Reproduction steps on target:

• Clone the OpenBLAS git repo and check out the v0.3.3 tag.

• Comment out ‘all : run_test‘ in OpenBLAS/utest/Makefile. This will allow OpenBLAS to finish building.

• Build OpenBLAS v0.3.3 on the target with no additional make arguments. (-j6 is unnecessary, the makefile will handle multithreaded building automatically). Selecting ARMV8 or CORTEXA57 as the target tune makes no difference. The failure happens on both.

• Manually run ‘OpenBLAS/utest/openblas_utest’. ‘TEST 23/23 fork:safety’ should cause the failure. Running openblas_utest causes the failure to occur 100% of the time in my testing.

Additional Info:

• The fork:safety test, when isolated, can also cause the failure, although it doesn’t happen every time.

• The test passes without issue when run on a Dual Cortex-A9 system running a Linux Yocto 2.4 image.

• The test passes without issue when run on an alternative (non-NXP) ARMv8-A SoC, even when using the libgfortran and OpenBLAS binaries from the i.MX8 system which experiences the failure.
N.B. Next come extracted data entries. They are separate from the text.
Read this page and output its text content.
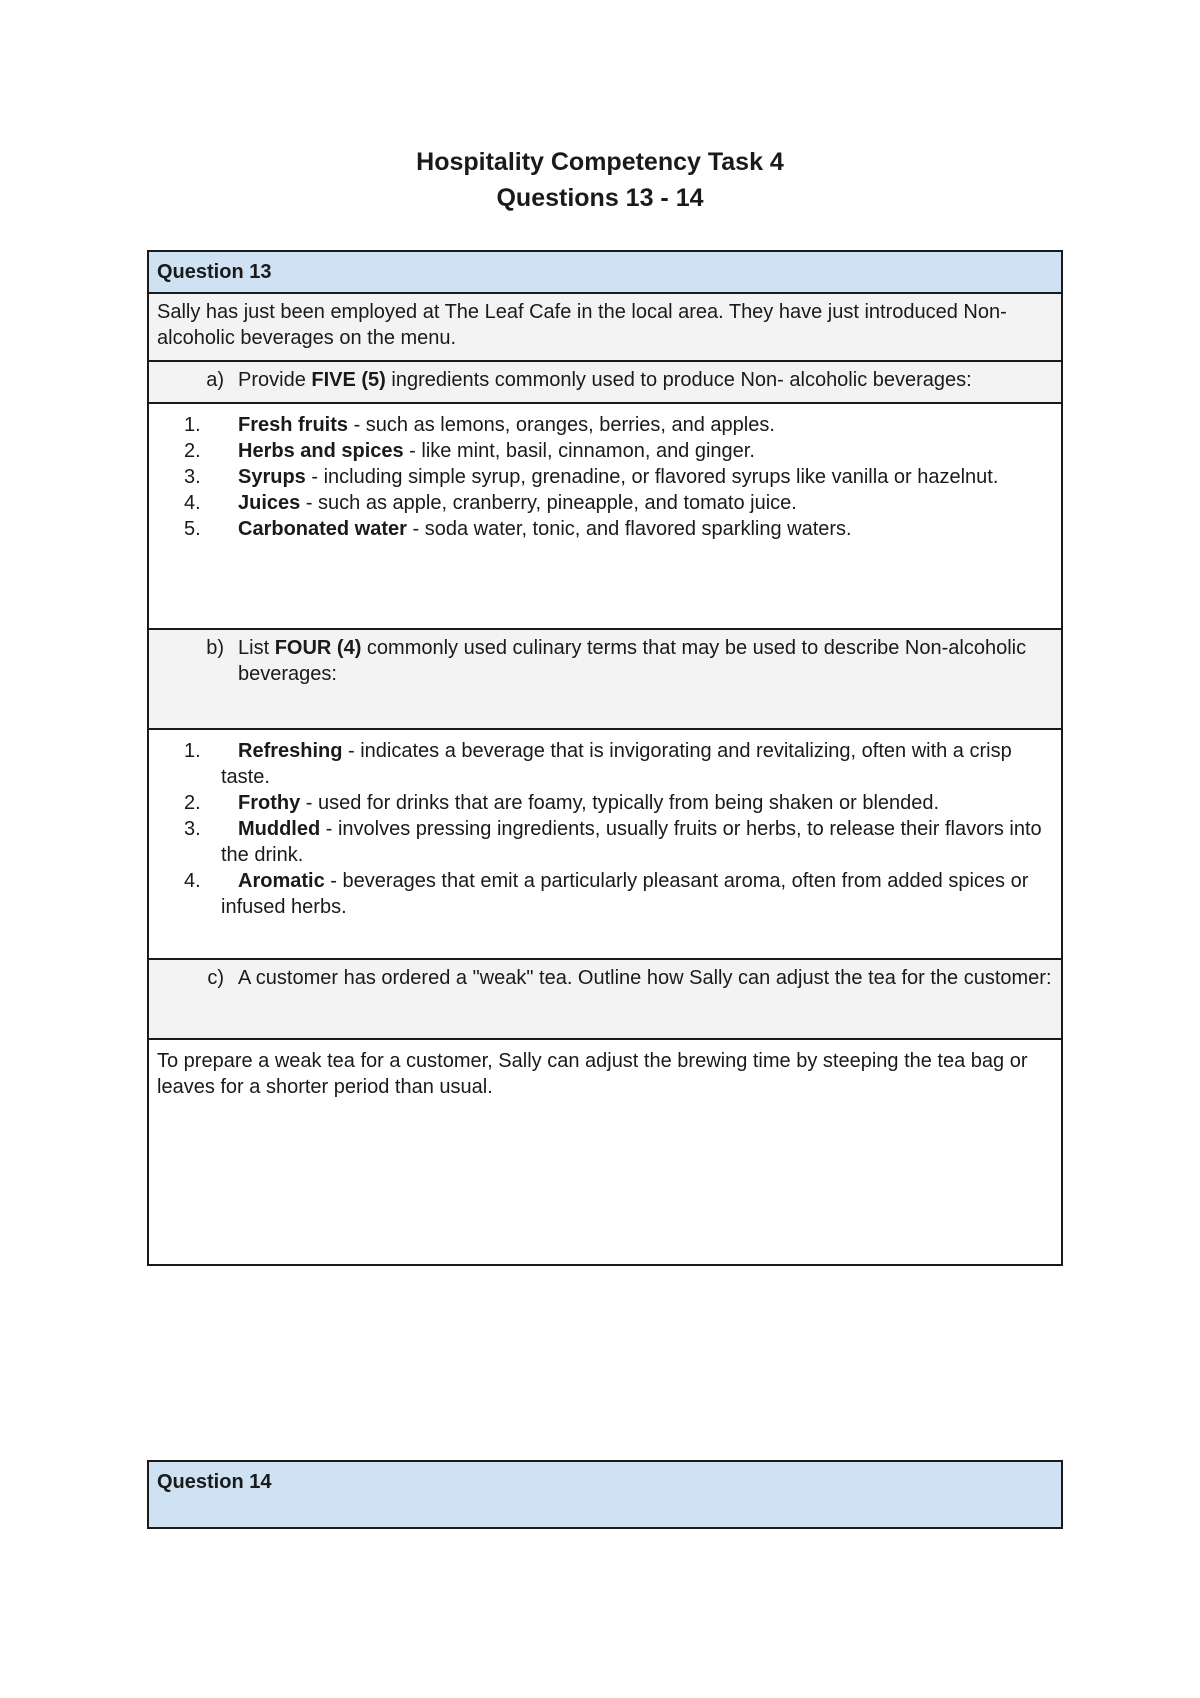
Hospitality Competency Task 4
Questions 13 - 14
Question 13
Sally has just been employed at The Leaf Cafe in the local area. They have just introduced Non-alcoholic beverages on the menu.
a) Provide FIVE (5) ingredients commonly used to produce Non- alcoholic beverages:
1. Fresh fruits - such as lemons, oranges, berries, and apples.
2. Herbs and spices - like mint, basil, cinnamon, and ginger.
3. Syrups - including simple syrup, grenadine, or flavored syrups like vanilla or hazelnut.
4. Juices - such as apple, cranberry, pineapple, and tomato juice.
5. Carbonated water - soda water, tonic, and flavored sparkling waters.
b) List FOUR (4) commonly used culinary terms that may be used to describe Non-alcoholic beverages:
1. Refreshing - indicates a beverage that is invigorating and revitalizing, often with a crisp taste.
2. Frothy - used for drinks that are foamy, typically from being shaken or blended.
3. Muddled - involves pressing ingredients, usually fruits or herbs, to release their flavors into the drink.
4. Aromatic - beverages that emit a particularly pleasant aroma, often from added spices or infused herbs.
c) A customer has ordered a "weak" tea. Outline how Sally can adjust the tea for the customer:
To prepare a weak tea for a customer, Sally can adjust the brewing time by steeping the tea bag or leaves for a shorter period than usual.
Question 14
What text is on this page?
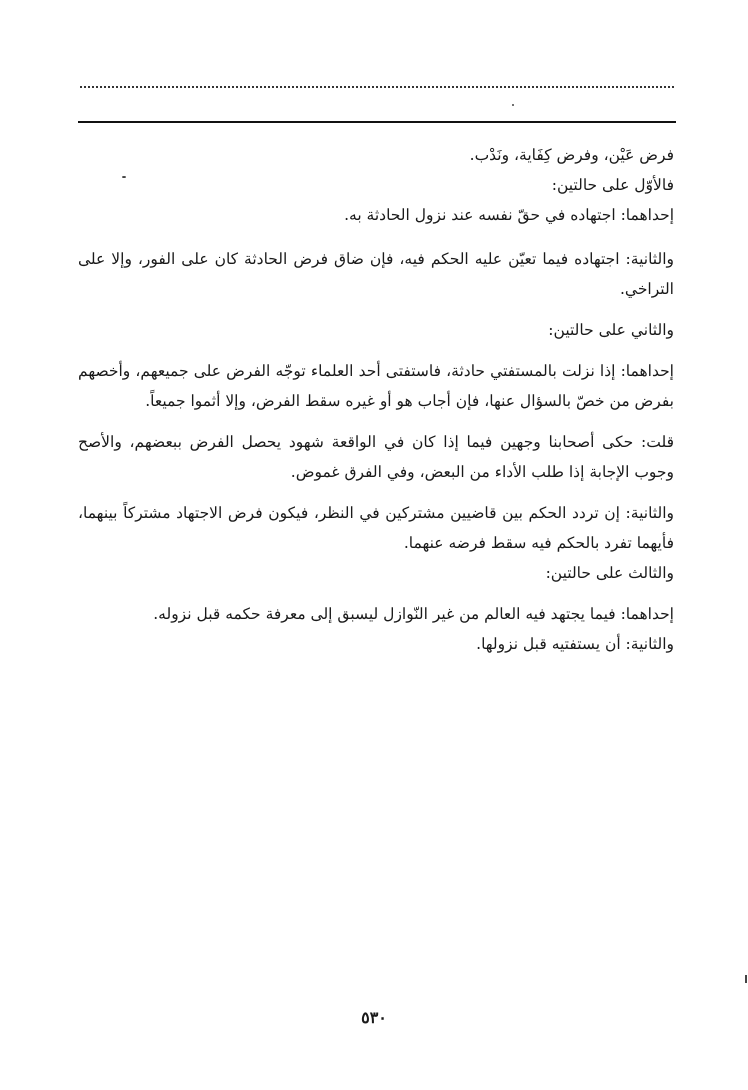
فرض عَيْن، وفرض كِفَاية، ونَدْب.

فالأوّل على حالتين:

إحداهما: اجتهاده في حقّ نفسه عند نزول الحادثة به.

والثانية: اجتهاده فيما تعيّن عليه الحكم فيه، فإن ضاق فرض الحادثة كان على الفور، وإلا على التراخي.

والثاني على حالتين:

إحداهما: إذا نزلت بالمستفتي حادثة، فاستفتى أحد العلماء توجّه الفرض على جميعهم، وأخصهم بفرض من خصّ بالسؤال عنها، فإن أجاب هو أو غيره سقط الفرض، وإلا أثموا جميعاً.

قلت: حكى أصحابنا وجهين فيما إذا كان في الواقعة شهود يحصل الفرض ببعضهم، والأصح وجوب الإجابة إذا طلب الأداء من البعض، وفي الفرق غموض.

والثانية: إن تردد الحكم بين قاضيين مشتركين في النظر، فيكون فرض الاجتهاد مشتركاً بينهما، فأيهما تفرد بالحكم فيه سقط فرضه عنهما.

والثالث على حالتين:

إحداهما: فيما يجتهد فيه العالم من غير النّوازل ليسبق إلى معرفة حكمه قبل نزوله.

والثانية: أن يستفتيه قبل نزولها.

٥٣٠
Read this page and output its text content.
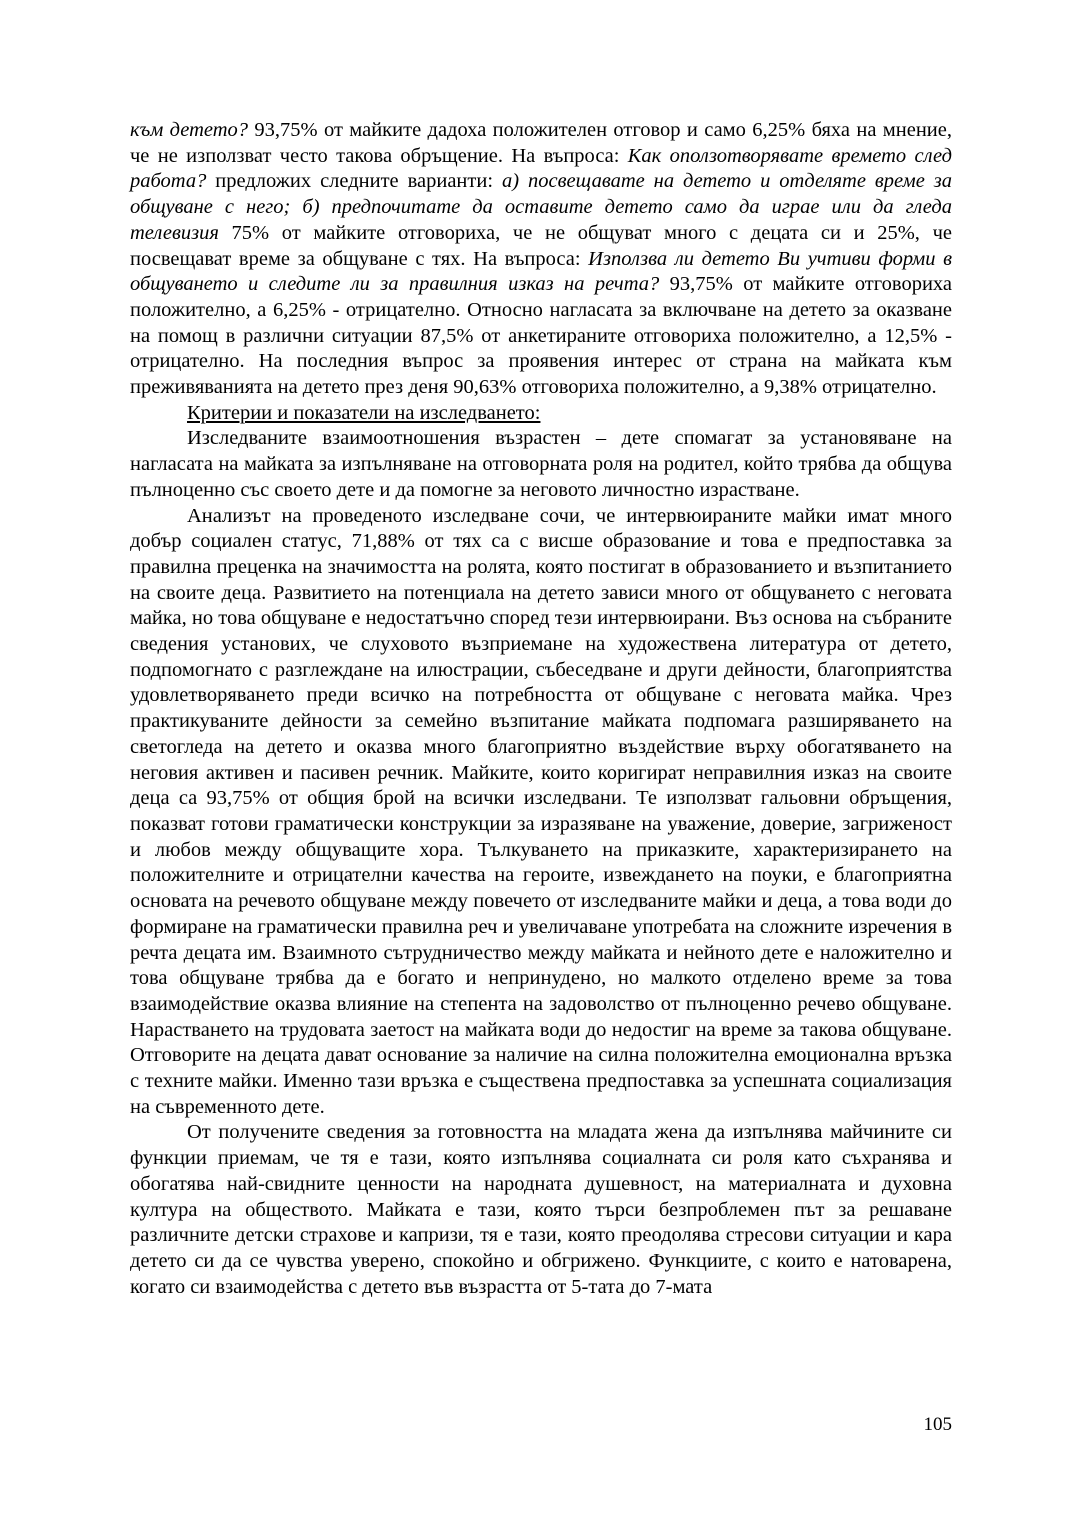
към детето? 93,75% от майките дадоха положителен отговор и само 6,25% бяха на мнение, че не използват често такова обръщение. На въпроса: Как оползотворявате времето след работа? предложих следните варианти: а) посвещавате на детето и отделяте време за общуване с него; б) предпочитате да оставите детето само да играе или да гледа телевизия 75% от майките отговориха, че не общуват много с децата си и 25%, че посвещават време за общуване с тях. На въпроса: Използва ли детето Ви учтиви форми в общуването и следите ли за правилния изказ на речта? 93,75% от майките отговориха положително, а 6,25% - отрицателно. Относно нагласата за включване на детето за оказване на помощ в различни ситуации 87,5% от анкетираните отговориха положително, а 12,5% - отрицателно. На последния въпрос за проявения интерес от страна на майката към преживяванията на детето през деня 90,63% отговориха положително, а 9,38% отрицателно.

Критерии и показатели на изследването:

Изследваните взаимоотношения възрастен – дете спомагат за установяване на нагласата на майката за изпълняване на отговорната роля на родител, който трябва да общува пълноценно със своето дете и да помогне за неговото личностно израстване.

Анализът на проведеното изследване сочи, че интервюираните майки имат много добър социален статус, 71,88% от тях са с висше образование и това е предпоставка за правилна преценка на значимостта на ролята, която постигат в образованието и възпитанието на своите деца. Развитието на потенциала на детето зависи много от общуването с неговата майка, но това общуване е недостатъчно според тези интервюирани. Въз основа на събраните сведения установих, че слуховото възприемане на художествена литература от детето, подпомогнато с разглеждане на илюстрации, събеседване и други дейности, благоприятства удовлетворяването преди всичко на потребността от общуване с неговата майка. Чрез практикуваните дейности за семейно възпитание майката подпомага разширяването на светогледа на детето и оказва много благоприятно въздействие върху обогатяването на неговия активен и пасивен речник. Майките, които коригират неправилния изказ на своите деца са 93,75% от общия брой на всички изследвани. Те използват гальовни обръщения, показват готови граматически конструкции за изразяване на уважение, доверие, загриженост и любов между общуващите хора. Тълкуването на приказките, характеризирането на положителните и отрицателни качества на героите, извеждането на поуки, е благоприятна основата на речевото общуване между повечето от изследваните майки и деца, а това води до формиране на граматически правилна реч и увеличаване употребата на сложните изречения в речта децата им. Взаимното сътрудничество между майката и нейното дете е наложително и това общуване трябва да е богато и непринудено, но малкото отделено време за това взаимодействие оказва влияние на степента на задоволство от пълноценно речево общуване. Нарастването на трудовата заетост на майката води до недостиг на време за такова общуване. Отговорите на децата дават основание за наличие на силна положителна емоционална връзка с техните майки. Именно тази връзка е съществена предпоставка за успешната социализация на съвременното дете.

От получените сведения за готовността на младата жена да изпълнява майчините си функции приемам, че тя е тази, която изпълнява социалната си роля като съхранява и обогатява най-свидните ценности на народната душевност, на материалната и духовна култура на обществото. Майката е тази, която търси безпроблемен път за решаване различните детски страхове и капризи, тя е тази, която преодолява стресови ситуации и кара детето си да се чувства уверено, спокойно и обгрижено. Функциите, с които е натоварена, когато си взаимодейства с детето във възрастта от 5-тата до 7-мата

105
Are you guys able to reproduce these results?

Hi

I guess that your use case is CPU intensive.

There is an issue with the peak power the Evaluation Board can deliver, have a look here.

Do you have the means to replace the shunt described in the errata document?

Max

I had checked out that errata sheet already actually. My carrier board was purchased after October 8th though, so I figured this wasn’t the issue.

I went ahead and replaced the shunt resistor anyways and that did indeed fix the issue.

Perfect, that it works. Thanks for the feedback.